Besides the panorama of lights, the holiday offerings include concerts, movies (such as the church’s new video “The Christ Child”) and a life-size Nativity display with narration by a familiar voice: that of church President Russell M. Nelson.
This week’s podcast: A year of change
This has been a remarkable year of change in the church.
It started way back on Jan. 2, with the introduction of retooled temple ceremonies, and continued throughout 2019.
The about-face on the LGBTQ policy, a widened stance on civil weddings, weekly calls home by missionaries, female witnesses at baptisms and temple sealings, a new program for children and youths — and that’s just the beginning.
Blogger Jenny Dye, co-host of “The Mormon News Report Podcast,” has been tracking and commenting on the developments. She joins this week’s show to talk about the deluge of adjustments, announcements, rescissions, reforms and reversals.
The governing First Presidency again urged Latter-day Saints to open their hearts, hamlets and homelands to the world’s refugees.
Members are “deeply committed to living the two great commandments to love God and love our neighbor. We feel tremendous joy in helping all of God’s children, no matter where they may live in this world,” the leaders wrote in a news release. “ ... We encourage church members and friends to respond appropriately and legally, to help create welcoming communities by volunteering their time, talents and friendship to individuals and families who are integrating into our societies.”

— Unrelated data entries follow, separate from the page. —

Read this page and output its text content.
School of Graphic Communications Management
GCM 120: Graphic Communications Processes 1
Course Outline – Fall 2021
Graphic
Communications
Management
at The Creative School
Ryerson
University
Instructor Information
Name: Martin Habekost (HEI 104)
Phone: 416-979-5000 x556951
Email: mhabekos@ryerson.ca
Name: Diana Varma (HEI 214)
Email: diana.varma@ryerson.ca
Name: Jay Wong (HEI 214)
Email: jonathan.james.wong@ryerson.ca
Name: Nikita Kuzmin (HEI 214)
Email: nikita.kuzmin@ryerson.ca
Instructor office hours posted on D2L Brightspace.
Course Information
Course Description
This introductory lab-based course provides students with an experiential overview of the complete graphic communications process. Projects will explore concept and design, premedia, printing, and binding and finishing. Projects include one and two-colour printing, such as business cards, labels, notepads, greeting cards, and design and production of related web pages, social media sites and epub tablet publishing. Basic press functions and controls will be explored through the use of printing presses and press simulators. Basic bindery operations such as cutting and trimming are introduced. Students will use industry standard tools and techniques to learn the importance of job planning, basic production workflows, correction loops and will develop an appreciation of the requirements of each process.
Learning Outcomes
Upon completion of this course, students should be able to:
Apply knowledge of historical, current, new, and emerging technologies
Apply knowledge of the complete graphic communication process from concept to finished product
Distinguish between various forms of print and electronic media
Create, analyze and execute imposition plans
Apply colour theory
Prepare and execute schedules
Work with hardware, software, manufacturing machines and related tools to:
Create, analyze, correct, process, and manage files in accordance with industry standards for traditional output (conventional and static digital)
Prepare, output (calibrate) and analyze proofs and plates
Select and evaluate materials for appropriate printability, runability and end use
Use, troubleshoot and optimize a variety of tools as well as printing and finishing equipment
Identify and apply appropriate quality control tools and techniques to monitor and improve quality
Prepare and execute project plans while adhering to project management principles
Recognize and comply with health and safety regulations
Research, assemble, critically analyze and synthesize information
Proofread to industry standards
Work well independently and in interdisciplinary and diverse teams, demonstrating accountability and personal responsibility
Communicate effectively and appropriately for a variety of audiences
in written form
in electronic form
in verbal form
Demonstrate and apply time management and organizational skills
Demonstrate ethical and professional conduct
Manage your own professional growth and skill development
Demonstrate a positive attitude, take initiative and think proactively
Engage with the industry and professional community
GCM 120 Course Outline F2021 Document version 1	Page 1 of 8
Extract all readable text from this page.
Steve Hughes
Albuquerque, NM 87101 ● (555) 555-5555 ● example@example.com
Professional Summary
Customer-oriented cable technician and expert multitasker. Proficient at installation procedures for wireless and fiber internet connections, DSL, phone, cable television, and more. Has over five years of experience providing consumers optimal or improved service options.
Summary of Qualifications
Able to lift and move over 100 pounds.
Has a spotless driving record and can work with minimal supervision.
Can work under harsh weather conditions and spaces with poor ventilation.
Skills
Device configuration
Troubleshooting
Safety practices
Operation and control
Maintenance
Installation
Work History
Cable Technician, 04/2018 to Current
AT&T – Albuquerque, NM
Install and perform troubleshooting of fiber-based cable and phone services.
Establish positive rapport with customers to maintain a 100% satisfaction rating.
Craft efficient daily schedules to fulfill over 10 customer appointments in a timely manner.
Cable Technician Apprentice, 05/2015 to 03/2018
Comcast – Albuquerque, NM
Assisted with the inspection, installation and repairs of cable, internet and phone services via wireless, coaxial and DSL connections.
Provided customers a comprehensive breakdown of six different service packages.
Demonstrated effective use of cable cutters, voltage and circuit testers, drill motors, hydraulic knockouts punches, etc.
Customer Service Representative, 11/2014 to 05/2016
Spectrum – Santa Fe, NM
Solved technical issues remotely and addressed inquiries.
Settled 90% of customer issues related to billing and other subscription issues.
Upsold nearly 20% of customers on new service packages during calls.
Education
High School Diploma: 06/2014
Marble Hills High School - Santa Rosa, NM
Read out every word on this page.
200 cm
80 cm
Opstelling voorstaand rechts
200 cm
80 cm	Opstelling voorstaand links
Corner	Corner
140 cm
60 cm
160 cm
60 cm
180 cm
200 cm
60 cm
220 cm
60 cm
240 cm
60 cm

In an October General Conference sermon, church President Russell M. Nelson noted the refugee crisis gripping the globe as more than 70 million migrants flee “civil strife, the ravages of nature or religious persecution.”
• For the 5 million or so people who visit Temple Square in downtown Salt Lake City every year, that experience is about to change.
When the Salt Lake Temple closes at month’s end to undergo a four-year renovation, the neighboring Tabernacle and Assembly Hall will stay open, but the Conference Center, across the street, will become the main venue for the Temple Square “guest experience,” Tanner Kay, manager for guest services, said at a Wednesday news conference.
Visitors will be able to see the progress of the temple makeover, which includes a seismic upgrade, from the center’s balcony and roof.
When the temple reopens in 2024, members will find spruced-up murals in the ordinance rooms. Live endowment sessions will continue, but screens will be added so the filmed version can be shown to those who speak a language besides English.
Quote of the week
“For all the things I find challenging about being part of this community — the heterosexism, the cultural imperialism, the gender discrimination and ossified leadership structure — there are so many others that feed my soul. What more can I say than this: If all I can accomplish by raising my children in this church is to teach them that we are all children of God, working and serving and loving together, saint and sinner, black and white, female and male, queer and straight, then I may have done what matters most.”